Empire of the Sun

‘How do you convey the casual surrealism of war, the deep silence of abandoned villages and paddy fields, the strange normality of a dead Japanese soldier lying by the road like an unwanted piece of luggage?’ (Ballard, 2006)

Empire of the Sun (1984) is a semi-autobiographical novel by the British writer J G Ballard. Set during the Second World War, the novel draws on Ballard’s childhood experience in the Japanese-controlled Lunghua civilian internment camp in China: Ballard had been born to British expatriate parents in the Shanghai International Settlement. The main protagonist of the novel is a boy called Jamie (Jim) Graham, following Ballard’s first and middle names. Jim’s experience of the war is distinctly different to that of the adults around him: in many ways he enjoys the apocalyptic landscapes he inhabits, using them as a space for play; despite the horrors of war, he’s energised by his fascination with military airplanes, cinema, advertising and magazines; and his survival techniques and ability to mix with both prison guards and prisoners provide him with comparative freedom.

In the novel, Jim is separated from his parents, although in reality Ballard was interned with his family. The decision to make Jim ‘a sort of orphan’ allowed Ballard to make the breakthrough into beginning the novel, ending what he described as:

one of the longest periods a professional writer has put off describing the most formative events in his life. 20 years to forget, and then 20 years to remember … Once I separated Jim from his parents the novel unrolled itself at my feet like a bullet-ridden carpet.

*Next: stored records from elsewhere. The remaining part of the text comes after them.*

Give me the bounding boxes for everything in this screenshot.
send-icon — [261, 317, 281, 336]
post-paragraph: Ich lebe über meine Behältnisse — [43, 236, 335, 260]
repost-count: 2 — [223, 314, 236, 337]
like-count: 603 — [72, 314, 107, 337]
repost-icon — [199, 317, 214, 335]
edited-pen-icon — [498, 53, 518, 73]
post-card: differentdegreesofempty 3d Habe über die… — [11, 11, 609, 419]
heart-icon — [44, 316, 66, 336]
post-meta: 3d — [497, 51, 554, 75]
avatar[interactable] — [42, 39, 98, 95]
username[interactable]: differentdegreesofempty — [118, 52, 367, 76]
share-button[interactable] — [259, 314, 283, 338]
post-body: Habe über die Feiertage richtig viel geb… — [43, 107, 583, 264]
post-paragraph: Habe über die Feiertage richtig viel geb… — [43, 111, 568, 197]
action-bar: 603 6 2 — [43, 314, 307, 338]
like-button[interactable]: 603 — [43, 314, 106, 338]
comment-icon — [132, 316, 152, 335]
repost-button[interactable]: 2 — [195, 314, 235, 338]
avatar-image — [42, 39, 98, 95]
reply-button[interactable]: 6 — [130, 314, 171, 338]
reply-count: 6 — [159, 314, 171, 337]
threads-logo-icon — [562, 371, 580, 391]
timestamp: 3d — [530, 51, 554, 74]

Ballard’s work had hitherto often been ghettoised as science fiction, or caused widespread controversy in the case of Crash (1973). Empire of the Sun, however, was warmly received by a literary mainstream Ballard described as ‘the enemy’, to the extent that it won both the Guardian fiction prize and the James Tait Black memorial prize. Having been adapted by the playwright Tom Stoppard, it was subsequently made into a big-budget Hollywood film in 1987; an experience that Ballard welcomed and largely enjoyed. By Ballard’s own estimate, he made £500,000 in royalties from the novel.

Despite the apparent sense of a thematic break within Ballard’s work, the way he later described the novel suggests that it seemed to him to be very much of a piece with his thoroughgoing dystopian, futuristic vision: ‘During the 1960s, the Shanghai of my childhood seemed a portent of the media cities of the future, dominated by advertising and mass circulation newspapers and swept by unpredictable violence.’